Cette année là, il m’est arrivé une aventure que je n’ai jamais oubliée :

En automne, n'ayant pas encore de pacages,  nous allions conduire les vaches aux champs. J’étais avec Mélina, assise dans le bas du champ des « Maltrets », à environ trois cents mètres de la ferme , gardant nos vaches, quand je m’aperçois qu’il manquait Cailleau, une superbe génisse de dix-huit mois, blanche avec des petites taches rouges, très fière.

Je partis à sa recherche ; en effet, je la trouvais tout en haut, cachée à notre vue par le dos d’âne du champ ; elle mangeait tranquillement. Je voulus lui faire faire demi-tour … Mais en vain ! Moi, petite bonne femme de cinq ans, ne lui faisait pas peur.

Tout à coup, agacée, elle fonça sur moi et me renversa sur le dos avec sa tête. J’eus un peu peur et voulus me relever, mais elle refonça sur moi, cela plusieurs fois de suite. Je m’aperçus que si je ne bougeais pas, elle non plus, me tenant en respect … Mais elle ne s’en allait pas !

Ce manège dura un moment et j’ai dû me mettre à pleurer.

C’est maman qui, de chez nous, allant chercher de l’eau au puits, aperçut la Cailleau, seule, la tête posée sur quelque chose de bleu … Tout à coup elle comprit ce qui se passait, accourut et me prit dans ses bras. Je me sens encore emportée par maman. Mélina arrivait en même temps. Je n’avais pas eu si peur que ça, d’ailleurs je n’ai jamais eu peur des vaches par la suite."

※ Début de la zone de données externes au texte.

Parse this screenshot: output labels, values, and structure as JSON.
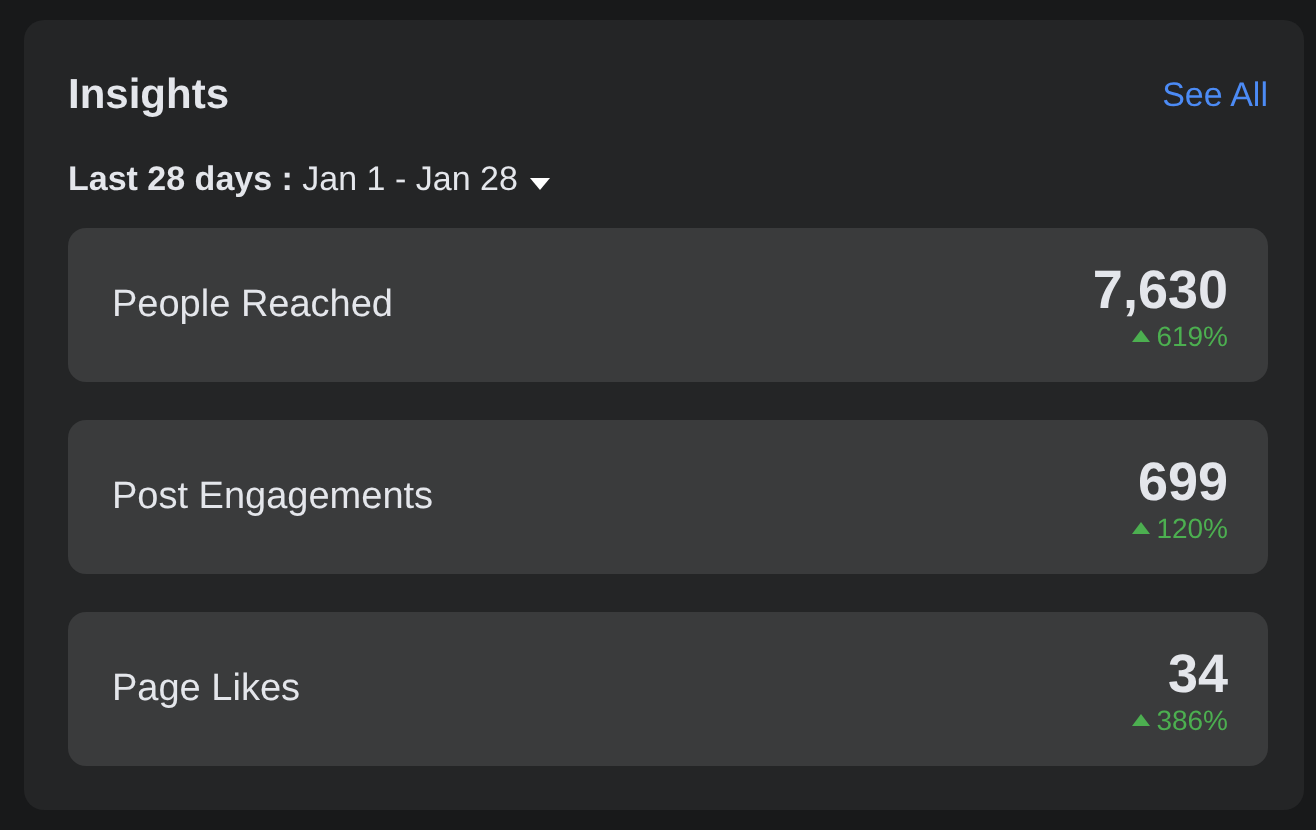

Ce n’est pas mon cas ! Lorsque j’allais en vacances chez Yvonne, il m’est arrivé plusieurs fois d’avoir à garder le troupeau de sept à huit bêtes dans un champ non clôturé. Armée de ma badine et un livre sous le bras, je partais donc peu rassurée je l’avoue. Il  y avait une vache particulièrement récalcitrante, qui n’en faisait qu’à sa tête malgré toutes mes gesticulations. Ma plus grande hantise c’était de la voir aller sur la route ! Par chance, ça n’est jamais arrivé.

 " Il y avait un chien à la maison mais il n’était pas souvent en liberté. Il était méchant parait-il.

C’est pourquoi nous ne l’emmenions pas nous aider à garder les vaches. Il était attaché au bout d’une grande chaîne à la niche  que papa lui avait construite ; Il gardait la cour. Ce grand chien noir au poil ras s’appelait Vermouth et moi j’étais son amie ; Souvent je lui portais sa soupe ou sa tartine enduite de sauce ou encore les restes de notre repas. Il était doux avec moi.

Quand il pleuvait, mon plaisir était de rentrer avec mon chien dans la niche et tous les deux nous regardions tomber la pluie. 

Au printemps suivant, maman alla rendre visite à ses parents habitant à environ deux kilomètres. Je revois ma petite sœur assise dans son landau vert, haut sur roues, et moi trottinant à côté.

Un jour, en revenant, Mimi – comme j’appelais ma petit sœur- se mit à jeter ses chaussons par-dessus bord. Je ramassais plusieurs fois de suite, mais, hop, un moment d’inattention et elle n’avait plus qu’un chausson … J e me souviens que maman voulait me faire faire demi-tour pour chercher ce chausson, mais je n’étais pas disposée à obéir. J’ai fait la comédie, maman était très fâchée et nous avons dû retourner assez loin pour le retrouver.  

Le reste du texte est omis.